Civis Mundi Digitaal #118
De volledig tot nucleaire energie bekeerde Franse president Macron was de eerste die premier Rutte feliciteerde met zijn wens om ook Nederland te voorzien van ten minste één kerncentrale van de derde generatie – een « European Pressurized Reactor », of in het Frans « Réacteur Pressurisé Européen » (EPR) – met natuurlijk daarbij de wens om deze te bouwen met inschakeling van de expertise van het bedrijf « Electricité de France » (EDF).
EDF heeft opnieuw « de kalender aan moeten passen ». Om geen eufemisme te gebruiken: de bouw van de derde-generatie kerncentrale bij Flamanville (in het departement Manche, aan de Kanaalkust) kent een nieuwe vertraging en dus ook nieuwe meerkosten. De datum voor het voorzien van brandstof van de kerncentrale is « uitgesteld van eind 2022 naar het tweede trimester van 2023 », kondigde EDF op 12 januari in een officieel communiqué aan. « In een door de coronapandemie moeilijkere industriële context » doet dit slechte nieuws de bouwkosten toenemen van 12,4 miljard tot 12,7 miljard euro, aldus EDF. In juli 2020 gaf de nationale Rekenkamer aan dat de totale kosten van de bouw meer dan 19 miljard euro zouden gaan bedragen.

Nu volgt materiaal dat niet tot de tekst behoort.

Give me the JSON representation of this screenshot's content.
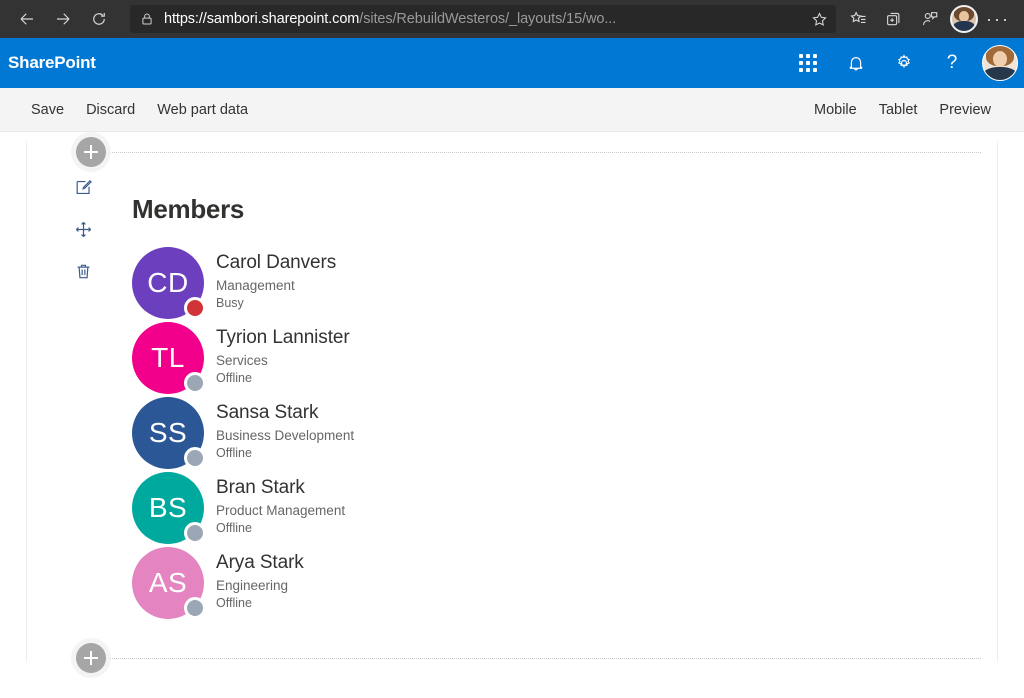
{
  "browser": {
    "back_icon": "back-arrow-icon",
    "forward_icon": "forward-arrow-icon",
    "refresh_icon": "refresh-icon",
    "lock_icon": "lock-icon",
    "url_host": "https://sambori.sharepoint.com",
    "url_path": "/sites/RebuildWesteros/_layouts/15/wo...",
    "favorite_icon": "star-icon",
    "toolbar_icons": [
      "favorites-hub-icon",
      "collections-icon",
      "share-person-icon"
    ],
    "profile_icon": "browser-profile-avatar",
    "more_label": "···"
  },
  "suite": {
    "brand": "SharePoint",
    "waffle_icon": "app-launcher-icon",
    "bell_icon": "notifications-icon",
    "gear_icon": "settings-icon",
    "help_label": "?",
    "avatar_icon": "user-avatar"
  },
  "commandbar": {
    "left": [
      {
        "label": "Save",
        "name": "save-button"
      },
      {
        "label": "Discard",
        "name": "discard-button"
      },
      {
        "label": "Web part data",
        "name": "web-part-data-button"
      }
    ],
    "right": [
      {
        "label": "Mobile",
        "name": "mobile-preview-button"
      },
      {
        "label": "Tablet",
        "name": "tablet-preview-button"
      },
      {
        "label": "Preview",
        "name": "preview-button"
      }
    ]
  },
  "canvas": {
    "add_section_top_icon": "add-section-icon",
    "add_section_bottom_icon": "add-section-icon",
    "tools": [
      {
        "name": "edit-webpart-icon",
        "label": "edit"
      },
      {
        "name": "move-webpart-icon",
        "label": "move"
      },
      {
        "name": "delete-webpart-icon",
        "label": "delete"
      }
    ]
  },
  "webpart": {
    "title": "Members",
    "members": [
      {
        "initials": "CD",
        "name": "Carol Danvers",
        "role": "Management",
        "status": "Busy",
        "avatar_color": "#6B3FBD",
        "presence_color": "#D13438"
      },
      {
        "initials": "TL",
        "name": "Tyrion Lannister",
        "role": "Services",
        "status": "Offline",
        "avatar_color": "#F2008C",
        "presence_color": "#9BA7B5"
      },
      {
        "initials": "SS",
        "name": "Sansa Stark",
        "role": "Business Development",
        "status": "Offline",
        "avatar_color": "#2B5797",
        "presence_color": "#9BA7B5"
      },
      {
        "initials": "BS",
        "name": "Bran Stark",
        "role": "Product Management",
        "status": "Offline",
        "avatar_color": "#00A99D",
        "presence_color": "#9BA7B5"
      },
      {
        "initials": "AS",
        "name": "Arya Stark",
        "role": "Engineering",
        "status": "Offline",
        "avatar_color": "#E484C0",
        "presence_color": "#9BA7B5"
      }
    ]
  },
  "colors": {
    "suite_blue": "#0078D4",
    "command_bar_bg": "#F4F4F4",
    "browser_bg": "#333333"
  }
}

De Rekenkamer houdt ook rekening met andere uitgaven die voor de indienstneming van de kerncentrale nodig zijn, met name die gerelateerd aan vervanging van onderdelen of aan administratieve en fiscale procedures. De aankondiging van een nieuwe vertraging maakt de situatie van EDF, waarvan de Staat nog altijd de belangrijkste aandeelhouder is, nog moeilijker. Tot over de nek in de schulden gestoken begon EDF met de constructie van de EPR in 2007, met als doel een in werking gestelde kerncentrale in 2012, waarvan de bouwkosten op iets meer dan 3 miljard euro geschat werden.
In 2019 liet de algemeen directeur van EDF op verzoek van de minister van economie een rapport opmaken over alle tegenslagen en teleurstellingen van de laatste jaren. Dit rapport Folz (de naam van de vroegere algemeen directeur van de autofabrikant PSA) liet zien dat een deel van de jarenlange vertraging te wijten is aan « een algemeen verlies van competenties », die verloren gingen in de lange periode zonder projecten voor nieuwe reactoren, voordat met de bouw van de EPR in Flamanville begonnen werd.
De eerste twee in werking getreden derde-generatie kerncentrales in de wereld (in 2018 en 2019) bevinden zich in Taishan, in China. Eén daarvan is in juli 2021 buiten werking gesteld wegens « mechanische slijtage van bepaalde assemblageonderdelen ». De bouw van EPR’s in Engeland en Finland ondervinden eveneens grote vertragingen, met bijbehorende enorme meerkosten.
Het huidige Franse park van de in feite al jaren afgeschreven kerncentrales, waarvan de peperdure ontmanteling steeds weer door aanpassingen wordt uitgesteld, werd vorig jaar door een expert vergeleken met « het lopen van een marathon door een opgepepte gehandicapte ».
Voordat de Nederlandse regering een definitieve beslissing neemt over de constructie van een derde generatie kerncentrale (bij Delfzijl?), met waarschijnlijke hulp van het Franse EDF, lijkt het mij goed om de publieke opinie ook te voorzien van deze gegevens.